The dispiriting finish called into question the future of the talks. In two rounds, the talks have produced no actual negotiations on resolving a conflict that has killed 140,000 people and driven 9.5 million from their homes, even though they are sponsored by Russia and the United States and backed by dozens of other countries.
"It’s not good for Syria that we come back for another round and fall in the same trap that we have been struggling with this week and most of the first round," Brahimi said. "So I think it is better that every side goes back and reflect and take their responsibility: Do they want this process to take place or not? I will do the same."
He said he would report to U.N. Secretary-General Ban Ki-moon and push for a meeting with Ban, Secretary of State John Kerry and Russian Foreign Minister Sergei Lavrov. Some Western diplomats have suggested that Brahimi, 80, might be worried about harming his legacy by presiding over empty talks, and that he might recommend ending them. But others pointed out that he is famous for his patience.
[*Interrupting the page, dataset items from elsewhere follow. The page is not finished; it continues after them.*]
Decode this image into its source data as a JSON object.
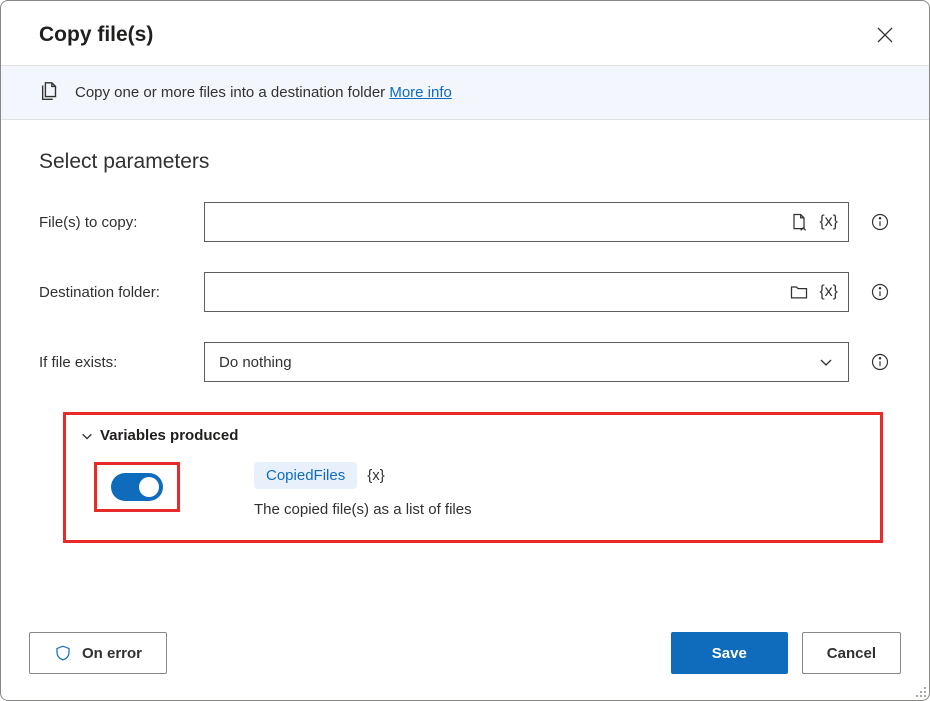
{
  "header": {
    "title": "Copy file(s)"
  },
  "banner": {
    "text": "Copy one or more files into a destination folder ",
    "link": "More info"
  },
  "section": {
    "title": "Select parameters"
  },
  "fields": {
    "files_label": "File(s) to copy:",
    "files_value": "",
    "destination_label": "Destination folder:",
    "destination_value": "",
    "exists_label": "If file exists:",
    "exists_value": "Do nothing"
  },
  "variables": {
    "header": "Variables produced",
    "name": "CopiedFiles",
    "syntax": "{x}",
    "description": "The copied file(s) as a list of files"
  },
  "footer": {
    "on_error": "On error",
    "save": "Save",
    "cancel": "Cancel"
  }
}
Western officials were quick to call for new pressure on the Syrian government. Minutes after Brahimi spoke, British Foreign Secretary William Hague tweeted that the U.N. Security Council "must now act to address the humanitarian crisis urgently." But Russia, the Syrian government’s most powerful backer, sees Western attempts to require access for aid workers as a pretext for military action and it has blocked previous Security Council measures on Syria.